In [1]:
import streamlit as st
from stqdm import stqdm

In [2]:
from speaker_embedding import preprocess_wav, VoiceEncoder
from demo_utils import *
from itertools import groupby
from pathlib import Path
from tqdm import tqdm
import numpy as np
import pandas as pd
import pickle
import argparse, sys, os, json, codecs

In [3]:
import warnings
warnings.filterwarnings('ignore')

In [4]:
import matplotlib.pyplot as plt
import matplotlib
cmaps = plt.colormaps()
plt.rcParams["font.family"] = 'AppleGothic'
matplotlib.rcParams['axes.unicode_minus'] = False

from umap import UMAP
import plotly.express as px

In [5]:
import torch
from torch import nn
from skorch import NeuralNetClassifier

## Making Segment Vectors

In [18]:
def get_embeddings(path_sample):
    wav_fpaths = list(Path(path_sample).glob("*.wav"))
    voice_type = list(map(lambda wav_fpath: wav_fpath.parent.stem, wav_fpaths))
    wavs = np.array(list(map(preprocess_wav, stqdm(
        wav_fpaths, "Preprocessing wavs", len(wav_fpaths), position=0))))
    st.success('Finished preprocessing')

    encoder = VoiceEncoder()
    utterance_embeds = np.array(
        list(map(encoder.embed_utterance, stqdm(wavs, "compute emb vec.", len(wavs)))))
    st.success('Finished embedding compute')

    voice_type_wavs = {speaker: wavs[list(indices)] for speaker, indices in
                        stqdm(groupby(range(len(wavs)), lambda i: voice_type[i]))}
    voice_type_embeds = np.array([encoder.embed_speaker(wavs[:len(wavs)])
                                    for wavs in stqdm(voice_type_wavs.values())])
    st.success('Finished voice-type embeddings')

    return voice_type, wavs, utterance_embeds, voice_type_wavs, voice_type_embeds

In [19]:
embeds_path = "/home/kwangje/Desktop/sr-iptv-proto/embeds"

In [20]:
with open(embeds_path+'/wavs/wavs_child123_v2_1.pkl','rb') as f:
    wavs_child_123_real = pickle.load(f)

with open(embeds_path+'/wavs/wavs_adult_female_v2_1.pkl','rb') as f:
    wavs_adult_female_real = pickle.load(f)

with open(embeds_path+'/wavs/wavs_adult_male_v2_1.pkl','rb') as f:
    wavs_adult_male_real = pickle.load(f)

In [22]:
with open(embeds_path+'/real/voice_type_embeds_child123_v2_1.pkl','rb') as f:
    embeds_child_123_real = pickle.load(f)

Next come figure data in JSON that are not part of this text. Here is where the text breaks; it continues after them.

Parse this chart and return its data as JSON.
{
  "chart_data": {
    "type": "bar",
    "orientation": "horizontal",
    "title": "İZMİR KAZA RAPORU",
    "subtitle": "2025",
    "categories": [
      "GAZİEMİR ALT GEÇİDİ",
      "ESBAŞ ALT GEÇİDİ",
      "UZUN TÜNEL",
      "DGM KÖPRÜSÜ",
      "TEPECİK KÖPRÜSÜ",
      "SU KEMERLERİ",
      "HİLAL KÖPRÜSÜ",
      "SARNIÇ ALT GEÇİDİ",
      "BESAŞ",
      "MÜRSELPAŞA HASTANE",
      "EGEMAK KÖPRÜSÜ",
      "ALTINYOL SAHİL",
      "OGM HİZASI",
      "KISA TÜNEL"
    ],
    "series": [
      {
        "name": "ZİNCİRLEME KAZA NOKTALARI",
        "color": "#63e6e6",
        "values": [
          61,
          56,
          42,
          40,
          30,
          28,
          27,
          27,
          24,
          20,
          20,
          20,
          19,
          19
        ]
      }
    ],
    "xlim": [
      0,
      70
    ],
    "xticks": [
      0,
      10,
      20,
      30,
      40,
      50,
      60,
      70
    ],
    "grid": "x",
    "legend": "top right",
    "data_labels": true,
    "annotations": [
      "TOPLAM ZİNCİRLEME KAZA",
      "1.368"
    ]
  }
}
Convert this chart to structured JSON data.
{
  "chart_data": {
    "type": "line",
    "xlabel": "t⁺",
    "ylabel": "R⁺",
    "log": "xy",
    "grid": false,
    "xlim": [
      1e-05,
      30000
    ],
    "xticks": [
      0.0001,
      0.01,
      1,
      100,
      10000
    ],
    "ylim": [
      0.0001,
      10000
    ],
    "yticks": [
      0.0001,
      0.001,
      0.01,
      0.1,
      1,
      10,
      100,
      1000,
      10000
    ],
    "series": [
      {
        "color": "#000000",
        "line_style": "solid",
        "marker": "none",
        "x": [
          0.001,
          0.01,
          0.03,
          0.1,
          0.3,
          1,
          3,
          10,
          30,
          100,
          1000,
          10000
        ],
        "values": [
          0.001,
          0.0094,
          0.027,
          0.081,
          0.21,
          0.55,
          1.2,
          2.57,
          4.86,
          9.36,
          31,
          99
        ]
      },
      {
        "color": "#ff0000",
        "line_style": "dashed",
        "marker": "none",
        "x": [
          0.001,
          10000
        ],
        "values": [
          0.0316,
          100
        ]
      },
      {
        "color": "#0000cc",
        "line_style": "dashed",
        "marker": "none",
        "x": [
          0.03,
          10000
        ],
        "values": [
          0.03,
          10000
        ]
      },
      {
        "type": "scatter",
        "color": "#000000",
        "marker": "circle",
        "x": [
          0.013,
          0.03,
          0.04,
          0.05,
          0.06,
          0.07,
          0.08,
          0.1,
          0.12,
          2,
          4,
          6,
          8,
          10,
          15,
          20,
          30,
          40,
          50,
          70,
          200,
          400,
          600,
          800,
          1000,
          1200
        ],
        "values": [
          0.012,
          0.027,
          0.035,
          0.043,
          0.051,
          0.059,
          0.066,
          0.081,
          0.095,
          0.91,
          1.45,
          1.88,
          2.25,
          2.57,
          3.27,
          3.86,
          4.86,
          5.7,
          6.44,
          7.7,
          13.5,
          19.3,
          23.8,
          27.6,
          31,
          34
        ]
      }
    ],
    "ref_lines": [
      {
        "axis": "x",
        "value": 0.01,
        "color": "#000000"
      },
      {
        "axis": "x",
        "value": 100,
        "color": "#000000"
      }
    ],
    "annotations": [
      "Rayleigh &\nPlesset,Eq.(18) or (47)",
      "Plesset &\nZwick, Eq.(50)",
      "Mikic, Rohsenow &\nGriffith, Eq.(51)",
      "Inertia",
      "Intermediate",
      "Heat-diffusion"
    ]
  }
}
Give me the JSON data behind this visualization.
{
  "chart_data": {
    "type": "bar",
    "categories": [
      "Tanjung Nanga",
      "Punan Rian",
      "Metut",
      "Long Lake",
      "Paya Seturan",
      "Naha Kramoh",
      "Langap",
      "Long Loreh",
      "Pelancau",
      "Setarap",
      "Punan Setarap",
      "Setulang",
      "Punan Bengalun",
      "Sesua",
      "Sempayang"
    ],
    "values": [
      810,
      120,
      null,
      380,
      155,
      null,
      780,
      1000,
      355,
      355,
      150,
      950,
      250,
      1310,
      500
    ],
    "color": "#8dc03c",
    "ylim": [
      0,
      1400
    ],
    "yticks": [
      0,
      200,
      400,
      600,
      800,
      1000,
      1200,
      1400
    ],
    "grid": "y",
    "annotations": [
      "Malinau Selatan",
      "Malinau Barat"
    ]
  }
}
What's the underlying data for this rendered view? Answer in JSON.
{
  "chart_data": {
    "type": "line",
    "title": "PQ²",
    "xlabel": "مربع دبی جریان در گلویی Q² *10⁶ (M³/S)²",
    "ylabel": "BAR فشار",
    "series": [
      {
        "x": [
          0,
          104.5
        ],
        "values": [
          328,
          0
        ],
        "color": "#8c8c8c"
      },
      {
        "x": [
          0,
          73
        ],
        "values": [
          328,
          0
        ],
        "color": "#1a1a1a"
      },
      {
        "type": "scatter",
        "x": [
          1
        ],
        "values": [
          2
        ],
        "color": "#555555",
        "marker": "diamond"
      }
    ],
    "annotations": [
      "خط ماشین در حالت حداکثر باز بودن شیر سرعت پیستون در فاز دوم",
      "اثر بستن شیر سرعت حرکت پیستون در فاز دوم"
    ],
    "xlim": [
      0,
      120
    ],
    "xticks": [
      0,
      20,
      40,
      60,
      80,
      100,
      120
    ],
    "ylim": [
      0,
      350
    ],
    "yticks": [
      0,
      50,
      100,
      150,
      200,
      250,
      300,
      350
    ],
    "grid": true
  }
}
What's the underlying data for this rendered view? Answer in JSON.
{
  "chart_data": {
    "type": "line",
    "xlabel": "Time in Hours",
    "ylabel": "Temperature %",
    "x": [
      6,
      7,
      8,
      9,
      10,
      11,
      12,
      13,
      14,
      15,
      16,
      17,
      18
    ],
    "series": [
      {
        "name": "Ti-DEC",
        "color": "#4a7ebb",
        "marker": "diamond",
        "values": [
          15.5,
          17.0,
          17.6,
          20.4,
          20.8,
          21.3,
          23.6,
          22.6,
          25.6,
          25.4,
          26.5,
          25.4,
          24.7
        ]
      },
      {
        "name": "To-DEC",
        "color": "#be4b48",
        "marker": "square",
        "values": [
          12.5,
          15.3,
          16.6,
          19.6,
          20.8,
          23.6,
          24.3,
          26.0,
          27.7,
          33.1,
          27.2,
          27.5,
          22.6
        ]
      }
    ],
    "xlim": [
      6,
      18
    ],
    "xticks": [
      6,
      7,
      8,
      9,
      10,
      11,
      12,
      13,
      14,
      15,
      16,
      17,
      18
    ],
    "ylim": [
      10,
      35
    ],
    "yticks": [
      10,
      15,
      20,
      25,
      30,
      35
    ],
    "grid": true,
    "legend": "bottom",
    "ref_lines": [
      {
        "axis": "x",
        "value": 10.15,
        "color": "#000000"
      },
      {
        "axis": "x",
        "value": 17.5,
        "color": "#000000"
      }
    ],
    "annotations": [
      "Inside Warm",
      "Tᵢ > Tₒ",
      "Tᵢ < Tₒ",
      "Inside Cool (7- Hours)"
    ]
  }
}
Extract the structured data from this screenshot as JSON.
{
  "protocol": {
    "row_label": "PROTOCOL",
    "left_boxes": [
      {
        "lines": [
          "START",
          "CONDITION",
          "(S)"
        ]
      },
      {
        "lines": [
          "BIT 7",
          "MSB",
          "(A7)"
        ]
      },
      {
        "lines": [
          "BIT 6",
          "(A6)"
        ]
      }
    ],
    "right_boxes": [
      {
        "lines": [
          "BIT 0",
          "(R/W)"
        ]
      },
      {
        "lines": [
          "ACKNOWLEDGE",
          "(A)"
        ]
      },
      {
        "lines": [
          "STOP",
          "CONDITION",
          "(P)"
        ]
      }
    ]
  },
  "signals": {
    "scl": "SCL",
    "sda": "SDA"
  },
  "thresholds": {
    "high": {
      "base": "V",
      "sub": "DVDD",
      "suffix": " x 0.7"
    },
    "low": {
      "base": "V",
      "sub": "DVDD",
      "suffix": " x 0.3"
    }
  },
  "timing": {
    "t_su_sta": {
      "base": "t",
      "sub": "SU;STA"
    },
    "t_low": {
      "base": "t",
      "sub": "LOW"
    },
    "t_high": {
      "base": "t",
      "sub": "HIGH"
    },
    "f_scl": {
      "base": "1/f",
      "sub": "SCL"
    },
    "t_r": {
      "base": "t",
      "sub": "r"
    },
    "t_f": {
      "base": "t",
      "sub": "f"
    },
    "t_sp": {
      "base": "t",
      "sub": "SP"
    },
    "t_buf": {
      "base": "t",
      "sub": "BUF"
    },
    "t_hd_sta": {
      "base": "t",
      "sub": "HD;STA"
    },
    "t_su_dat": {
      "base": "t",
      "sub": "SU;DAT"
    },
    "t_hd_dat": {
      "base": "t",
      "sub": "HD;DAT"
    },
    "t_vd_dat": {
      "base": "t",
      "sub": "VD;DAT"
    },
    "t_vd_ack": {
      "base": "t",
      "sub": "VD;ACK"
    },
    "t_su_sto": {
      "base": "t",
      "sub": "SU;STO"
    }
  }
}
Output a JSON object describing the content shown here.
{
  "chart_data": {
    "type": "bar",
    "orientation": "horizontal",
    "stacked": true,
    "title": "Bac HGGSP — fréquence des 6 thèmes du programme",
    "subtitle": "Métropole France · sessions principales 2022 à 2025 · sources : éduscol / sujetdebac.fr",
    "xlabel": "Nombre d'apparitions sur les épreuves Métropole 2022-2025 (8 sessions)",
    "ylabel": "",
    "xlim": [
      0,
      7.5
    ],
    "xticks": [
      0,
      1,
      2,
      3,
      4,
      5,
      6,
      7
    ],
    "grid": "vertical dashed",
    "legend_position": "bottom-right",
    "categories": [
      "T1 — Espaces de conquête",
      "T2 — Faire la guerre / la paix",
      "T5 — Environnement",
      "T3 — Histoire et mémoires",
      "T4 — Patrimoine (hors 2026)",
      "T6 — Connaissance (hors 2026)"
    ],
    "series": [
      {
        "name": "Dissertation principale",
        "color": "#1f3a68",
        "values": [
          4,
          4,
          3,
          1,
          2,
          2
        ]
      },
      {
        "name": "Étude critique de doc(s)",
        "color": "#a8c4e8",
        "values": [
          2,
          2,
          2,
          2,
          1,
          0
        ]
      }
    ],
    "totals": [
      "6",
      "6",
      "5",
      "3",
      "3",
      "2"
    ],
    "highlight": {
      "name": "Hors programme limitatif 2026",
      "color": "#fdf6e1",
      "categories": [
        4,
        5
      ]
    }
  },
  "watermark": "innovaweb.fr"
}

with open(embeds_path+'/real/voice_type_embeds_adult_male_v2_1.pkl','rb') as f:
    embeds_adult_female_real = pickle.load(f)

with open(embeds_path+'/real/voice_type_embeds_adult_female_v2_1.pkl','rb') as f:
    embeds_adult_male_real = pickle.load(f)

In [23]:
from speaker_embedding import preprocess_wav, VoiceEncoder

encoder = VoiceEncoder()
encoder.load_state_dict

Loaded the voice encoder model on cpu in 0.01 seconds.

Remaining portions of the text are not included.